Ivernois Castle, or Château d'Ivernois, is an historic château in the village of Môtiers, in the municipality of Val-de-Travers, Canton of Neuchâtel, in Switzerland.

==Heritage listing==
Château d'Ivernois is a Swiss heritage site of national significance, located in Môtiers, Val-de-Travers, Neuchâtel canton.

The complex dates back to the early 18th century.

==Museums==
At least part of the buildings that were once part of the landowner's property, at Grande Rue 7, Môtiers, are now owned by the Burkhardt-Felder Foundation. The foundation was established by Gerard and Theresa Burkhardt-Felder in 2002, who had lived in Australia for 25 years, where they developed an interest in both Aboriginal Australian art and motor cars. Gerard Burkhardt-Felder was a merchant banker, and at one time chairman of Mount Edon Gold Mines in Western Australia.

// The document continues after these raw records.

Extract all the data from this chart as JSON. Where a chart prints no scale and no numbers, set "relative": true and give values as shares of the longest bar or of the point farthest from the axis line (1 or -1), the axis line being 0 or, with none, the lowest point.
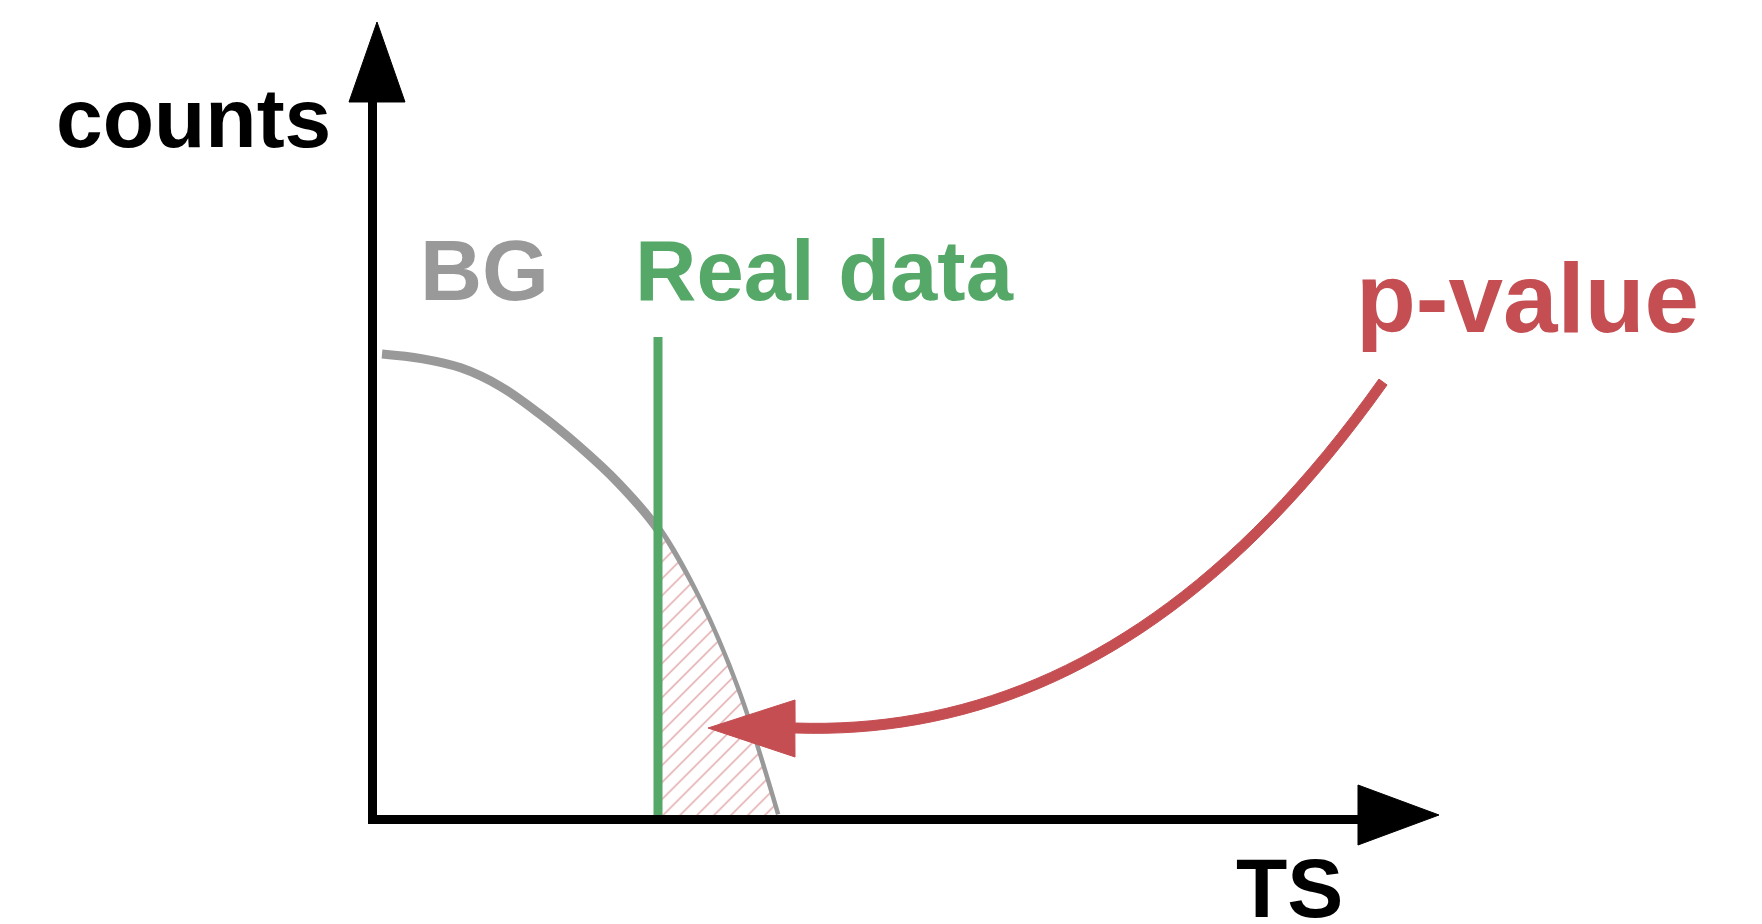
{
  "chart_data": {
    "type": "line",
    "relative": true,
    "xlabel": "TS",
    "ylabel": "counts",
    "categories": [
      null,
      null,
      null,
      null,
      null,
      null,
      null,
      null,
      null,
      null,
      null,
      null,
      null,
      null,
      null,
      null,
      null,
      null,
      null,
      null,
      null,
      null,
      null,
      null,
      null,
      null,
      null
    ],
    "series": [
      {
        "name": "BG",
        "color": "#999999",
        "values": [
          1,
          0.99,
          0.97,
          0.93,
          0.87,
          0.8,
          0.72,
          0.62,
          0.47,
          0.27,
          0,
          null,
          null,
          null,
          null,
          null,
          null,
          null,
          null,
          null,
          null,
          null,
          null,
          null,
          null,
          null,
          null
        ]
      },
      {
        "type": "area",
        "color": "#c44e52",
        "values": [
          null,
          null,
          null,
          null,
          null,
          null,
          null,
          0.62,
          0.47,
          0.27,
          0,
          null,
          null,
          null,
          null,
          null,
          null,
          null,
          null,
          null,
          null,
          null,
          null,
          null,
          null,
          null,
          null
        ]
      }
    ],
    "annotations": [
      "Real data",
      "p-value"
    ],
    "legend": false,
    "marker": "none",
    "line_style": "solid"
  }
}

Between 2003 and 2006, they converted a former agricultural building (built in 1721) and riding hall (built in 1856) into two museums: one dedicated to Aboriginal Australian art, called La Grange, and the other to motor cars, called Le Manège.

La Grange, the Aboriginal art museum, is a large exhibition space that has hosted a series of exhibitions showcasing the work of world-famous Aboriginal artists. It also houses a permanent collection, which includes both traditional and contemporary Aboriginal Australian art, from bark paintings and ceremonial objects to modern painting on canvas. La Grange opened in 2008, opened with an exhibition of 53 works, including boomerangs, Tiwi sculptures, and a large work by a group of artists from Wangkatungka.

Le Manège houses a permanent exhibition of cars, ranging in date of manufacture from 1897 to 1980. Of the 23 cars in the museum in 2009, 14 had been purchased in Australia.